Satu kejadian mutilasi lain adalah yang menimpa Kristin Indrajaya. Perempuan berusia 22 tahun ini dihabisi Nata Irwandi alias Ipung, yang ternyata adalah paman korban. Di depan hakim, Ipung mengaku cemburu dan sakit hati lantaran Kristin menikah dengan lelaki lain. Padahal, sejak lama paman dan keponakan ini sering berhubungan layaknya suami-istri.
Dari catatan kriminalitas yang berkaitan dengan mutilasi, kata para pengamat, pelaku pada umumnya melakukan hal itu karena merasa sakit hati dan dendam yang mendalam. Begitu besarnya rasa sakit hati mereka, dilampiaskan dengan cara memutilasi korban. Perasaan puas pun didapat setelah memotong-motong tubuh korban.
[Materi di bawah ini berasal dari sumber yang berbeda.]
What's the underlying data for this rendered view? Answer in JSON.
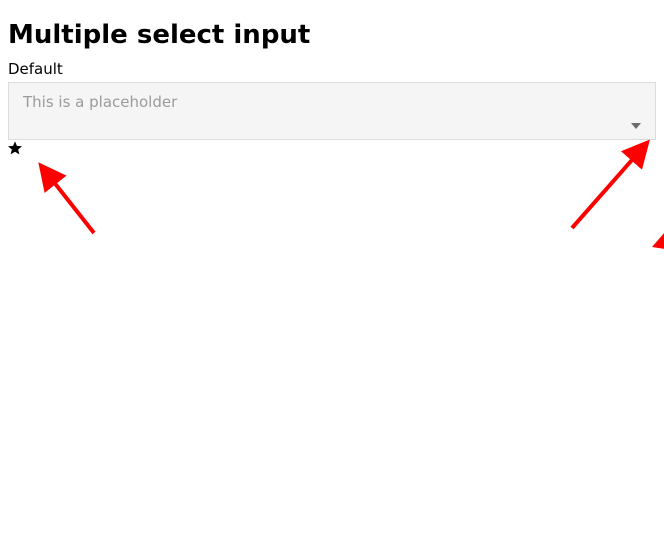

Yang memprihatinkan, para pelaku umumnya mengaku melakukan hal itu karena terinspirasi oleh tayangan teve atau berita di media cetak. Setelah menghabisi korban, pelaku merasa panik, bagaimana harus menyingkirkan mayat. Dalam keadaan kalut, mereka mengaku, teringat pada berita atau tayangan di teve. Adegan rekonstruksi yang ditayangkan secara mendetail, membuat mereka jadi tahu, bagaimana harus "melenyapkan" korban.
Dari berita dan tayangan teve juga, pelaku belajar, memutilasi korban bisa untuk menghilangkan jejak agar perbuatannya tidak diketahui. Mayat korban pun akan lebih sulit diketahui jika ditemukan secara tidak utuh.
Teori peniruan dari apa yang dilihat, didengar, dan dibaca, memang lazim dikenal dalam ilmu Sosial. Adalah satu hal lumrah jika seseorang meniru. Yang jadi masalah, yang ditirunya adalah hal yang tidak benar.
Mengingat begitu besarnya pengaruh media massa sebagai inspirator atau media pembelajaran bagi pelaku tindakan kejahatan, imbauan pun diserukan agar media massa tak hanya mementingkan sensasi, rating tinggi, oplah besar, melainkan harus mengutamakan etika dan memikirkan apa dampak buruk yang bisa terjadi.